Recently, the RobustScaler: qos-Aware Autoscaling for Complex Workloads, a paper co-authored by Ali Cloud Container Service team and Data decision team of Damo Institute, was accepted by ICDE 2022, the international top conference on Data Management and Database. ICDE, SIGMOD and VLDB are the three top international academic conferences in the field of database, and have been selected into the List of Class A international conferences recommended by China Computer Society (CCF).

Alibaba Cloud Container Service ACK manages a large number of Kubernetes clusters, has accumulated rich experience in cluster management, cluster operation and maintenance, and constructed the intelligent operation and maintenance platform CIS(Container Intelligence Service), aiming to solve the operation and maintenance problems through intelligent means. The data decision-making team of Dharma Institute has been deeply engaged in the direction of time series analysis/prediction/anomaly monitoring /AIOps for many years. Dozens of articles have been published in KDD, SIGMOD, ICDE, AAAI, and many Chinese and American patents. Winner of the 2022 ICASSP AIOps Challenge and other international awards.

Nowadays, enterprise business flow tends to show obvious peaks and troughs. If the number of fixed instances is used, there will be a great waste of resources. Configuring elastic scaling for applications is an effective way to improve resource utilization.

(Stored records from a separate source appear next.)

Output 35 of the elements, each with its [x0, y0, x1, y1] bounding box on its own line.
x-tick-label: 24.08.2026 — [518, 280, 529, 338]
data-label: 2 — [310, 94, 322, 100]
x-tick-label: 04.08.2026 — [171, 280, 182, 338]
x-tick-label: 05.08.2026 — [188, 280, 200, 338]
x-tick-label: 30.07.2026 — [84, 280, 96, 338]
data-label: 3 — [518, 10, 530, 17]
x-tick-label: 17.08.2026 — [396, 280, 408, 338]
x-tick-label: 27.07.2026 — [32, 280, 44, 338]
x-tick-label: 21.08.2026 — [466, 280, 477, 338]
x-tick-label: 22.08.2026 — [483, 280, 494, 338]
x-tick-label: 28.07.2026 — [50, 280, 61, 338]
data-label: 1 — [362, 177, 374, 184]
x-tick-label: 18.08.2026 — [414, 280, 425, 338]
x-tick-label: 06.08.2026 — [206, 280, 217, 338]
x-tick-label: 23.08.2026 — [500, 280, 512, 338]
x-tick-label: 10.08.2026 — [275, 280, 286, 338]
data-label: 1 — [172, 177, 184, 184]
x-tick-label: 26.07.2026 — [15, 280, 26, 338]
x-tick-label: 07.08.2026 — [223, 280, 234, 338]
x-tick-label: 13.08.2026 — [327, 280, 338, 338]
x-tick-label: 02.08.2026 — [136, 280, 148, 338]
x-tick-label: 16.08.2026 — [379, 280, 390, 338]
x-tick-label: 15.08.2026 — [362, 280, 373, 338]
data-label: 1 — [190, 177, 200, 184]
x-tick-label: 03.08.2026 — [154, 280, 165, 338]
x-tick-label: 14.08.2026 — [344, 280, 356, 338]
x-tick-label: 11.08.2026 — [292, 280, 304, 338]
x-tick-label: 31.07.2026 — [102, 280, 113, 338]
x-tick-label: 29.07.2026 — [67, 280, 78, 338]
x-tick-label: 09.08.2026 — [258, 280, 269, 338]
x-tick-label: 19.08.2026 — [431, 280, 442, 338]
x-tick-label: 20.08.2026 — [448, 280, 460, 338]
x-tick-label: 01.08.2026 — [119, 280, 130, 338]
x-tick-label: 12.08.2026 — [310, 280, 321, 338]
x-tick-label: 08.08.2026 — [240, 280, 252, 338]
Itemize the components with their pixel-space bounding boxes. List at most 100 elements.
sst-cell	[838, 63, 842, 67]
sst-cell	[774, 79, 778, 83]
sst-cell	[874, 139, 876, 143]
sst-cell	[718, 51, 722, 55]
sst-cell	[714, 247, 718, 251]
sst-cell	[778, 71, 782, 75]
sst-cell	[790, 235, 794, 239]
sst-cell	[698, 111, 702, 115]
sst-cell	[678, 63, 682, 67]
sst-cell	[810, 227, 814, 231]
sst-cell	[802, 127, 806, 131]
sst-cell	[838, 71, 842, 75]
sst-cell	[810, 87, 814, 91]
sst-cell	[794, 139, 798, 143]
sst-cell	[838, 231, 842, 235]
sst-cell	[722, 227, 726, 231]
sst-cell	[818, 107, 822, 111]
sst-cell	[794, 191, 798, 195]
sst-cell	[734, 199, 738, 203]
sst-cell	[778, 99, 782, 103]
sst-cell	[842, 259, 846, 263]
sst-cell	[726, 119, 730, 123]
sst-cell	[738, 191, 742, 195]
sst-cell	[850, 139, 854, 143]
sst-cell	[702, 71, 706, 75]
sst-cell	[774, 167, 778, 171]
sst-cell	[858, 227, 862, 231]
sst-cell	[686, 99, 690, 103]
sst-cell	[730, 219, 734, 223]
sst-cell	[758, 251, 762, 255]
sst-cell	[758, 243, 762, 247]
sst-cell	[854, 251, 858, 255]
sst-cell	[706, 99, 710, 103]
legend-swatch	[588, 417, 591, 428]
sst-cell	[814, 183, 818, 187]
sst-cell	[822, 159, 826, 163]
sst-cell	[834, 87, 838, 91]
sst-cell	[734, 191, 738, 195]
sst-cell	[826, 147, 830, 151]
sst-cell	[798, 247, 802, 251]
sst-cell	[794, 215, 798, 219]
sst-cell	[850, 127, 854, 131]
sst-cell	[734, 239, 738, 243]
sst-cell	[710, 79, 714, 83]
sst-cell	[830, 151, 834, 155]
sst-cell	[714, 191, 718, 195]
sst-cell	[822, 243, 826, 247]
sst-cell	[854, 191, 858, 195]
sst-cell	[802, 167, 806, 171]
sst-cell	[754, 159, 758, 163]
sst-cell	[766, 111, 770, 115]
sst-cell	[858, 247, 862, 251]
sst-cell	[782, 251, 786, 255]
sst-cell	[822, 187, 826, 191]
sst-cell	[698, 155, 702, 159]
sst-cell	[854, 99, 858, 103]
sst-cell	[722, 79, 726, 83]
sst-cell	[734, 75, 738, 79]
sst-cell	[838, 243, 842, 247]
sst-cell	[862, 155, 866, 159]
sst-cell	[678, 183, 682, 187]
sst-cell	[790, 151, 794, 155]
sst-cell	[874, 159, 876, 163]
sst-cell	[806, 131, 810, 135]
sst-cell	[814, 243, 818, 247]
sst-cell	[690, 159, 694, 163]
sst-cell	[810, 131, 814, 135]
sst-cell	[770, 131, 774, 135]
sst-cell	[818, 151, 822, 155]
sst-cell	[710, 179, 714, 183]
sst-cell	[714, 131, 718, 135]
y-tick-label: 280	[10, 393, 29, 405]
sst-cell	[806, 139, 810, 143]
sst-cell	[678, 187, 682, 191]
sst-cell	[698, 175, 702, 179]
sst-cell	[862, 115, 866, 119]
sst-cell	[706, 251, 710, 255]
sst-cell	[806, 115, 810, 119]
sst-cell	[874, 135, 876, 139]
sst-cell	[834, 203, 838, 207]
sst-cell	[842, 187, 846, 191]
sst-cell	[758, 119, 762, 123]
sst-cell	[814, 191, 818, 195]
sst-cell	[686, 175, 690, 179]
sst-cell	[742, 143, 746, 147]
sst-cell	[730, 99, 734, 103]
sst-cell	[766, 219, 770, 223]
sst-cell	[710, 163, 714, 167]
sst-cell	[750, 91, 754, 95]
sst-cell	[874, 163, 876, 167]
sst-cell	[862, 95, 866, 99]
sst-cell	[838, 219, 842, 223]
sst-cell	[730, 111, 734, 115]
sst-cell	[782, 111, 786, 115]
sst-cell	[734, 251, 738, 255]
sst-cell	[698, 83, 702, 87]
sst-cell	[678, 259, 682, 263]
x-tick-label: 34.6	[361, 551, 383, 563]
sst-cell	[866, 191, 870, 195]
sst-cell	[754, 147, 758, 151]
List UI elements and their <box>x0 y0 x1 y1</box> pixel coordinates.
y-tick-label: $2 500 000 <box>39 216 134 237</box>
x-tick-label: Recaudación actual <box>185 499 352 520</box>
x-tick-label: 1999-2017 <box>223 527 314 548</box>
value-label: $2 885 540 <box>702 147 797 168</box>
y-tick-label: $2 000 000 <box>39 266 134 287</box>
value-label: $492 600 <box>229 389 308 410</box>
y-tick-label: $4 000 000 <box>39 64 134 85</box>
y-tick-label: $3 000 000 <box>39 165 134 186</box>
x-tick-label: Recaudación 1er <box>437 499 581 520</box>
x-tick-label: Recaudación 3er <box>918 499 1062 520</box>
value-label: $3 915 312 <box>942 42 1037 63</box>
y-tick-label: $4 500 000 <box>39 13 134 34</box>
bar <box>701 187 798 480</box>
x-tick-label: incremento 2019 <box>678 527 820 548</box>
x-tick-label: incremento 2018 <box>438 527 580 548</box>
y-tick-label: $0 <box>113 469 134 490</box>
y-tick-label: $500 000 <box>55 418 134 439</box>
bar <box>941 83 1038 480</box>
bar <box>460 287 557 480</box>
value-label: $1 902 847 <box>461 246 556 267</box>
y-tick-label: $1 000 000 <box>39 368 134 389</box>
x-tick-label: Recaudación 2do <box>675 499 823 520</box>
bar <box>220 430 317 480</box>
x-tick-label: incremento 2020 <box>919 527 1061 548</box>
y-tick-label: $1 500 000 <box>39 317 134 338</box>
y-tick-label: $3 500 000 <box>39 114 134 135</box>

Existing elastic scaling policies in Kubernetes, such as HPA and CronHPA, all have the problem of elastic trigger lag, which leads to the deterioration of service quality of applications. How to expand and shrink the application capacity in advance based on the historical data of the application and on the premise of ensuring the application quality of service?

To solve this problem, we propose an intelligent elastic framework RobustScaler based on non-homogeneous Cypress Pine process (NHPP) and stochastic constraint optimization. In addition, a special alternate direction multiplier method (ADMM) is developed to train the NHPP model effectively, and it is proved that the active strategy based on optimization can guarantee the quality of service of the application. A number of experiments have shown RobustScaler to be superior to common automatic scaling strategies in a variety of real-world scenarios, and to perform well in complex and cyclical applications.

RobustScaler algorithm has been applied in AHPA component of intelligent operation and maintenance platform CIS. Intelligent operation and maintenance platform CIS is composed of four modules of anomaly discovery, anomaly location, anomaly repair and anomaly prediction, including periodic inspection, network diagnosis, runtime diagnosis, CVE vulnerability repair, application configuration optimization and many other functions. AHPA is one of the core components of CIS. The component architecture is shown in the figure below. The AHPA elastic strategy can be divided into active prediction and passive prediction. Proactive forecasting identifies cyclical trends from historical data and proactively predicts the number of application instances in the next cycle; Passive prediction based on the application of real-time data to set the number of instances can be a good response to burst traffic. In addition, AHPA also adds a bottom-of-the-pocket protection policy where users can set upper and lower bounds on the number of instances. The number of effective instances in AHPA algorithm is the maximum among active prediction, passive prediction and bottom-of-the-pocket strategy.

AHPA components are in public beta, click apply whitelist [1], welcome to try out and give your valuable comments.

Click here to view the details of the AHPA Elastic Prediction product documentation of Ali Cloud Container Service. AHPA has started the user invitation test. Interested users are welcome to click “Submit work order” in the document to apply for whitelist. We look forward to your trial and feedback.

A link to the

[1] Application whitelist help.aliyun.com/document_de… Release the latest information of cloud native technology, collect the most complete content of cloud native technology, hold cloud native activities and live broadcast regularly, and release ali products and user best practices. Explore the cloud native technology with you and share the cloud native content you need.

Pay attention to [Alibaba Cloud native] public account, get more cloud native real-time information!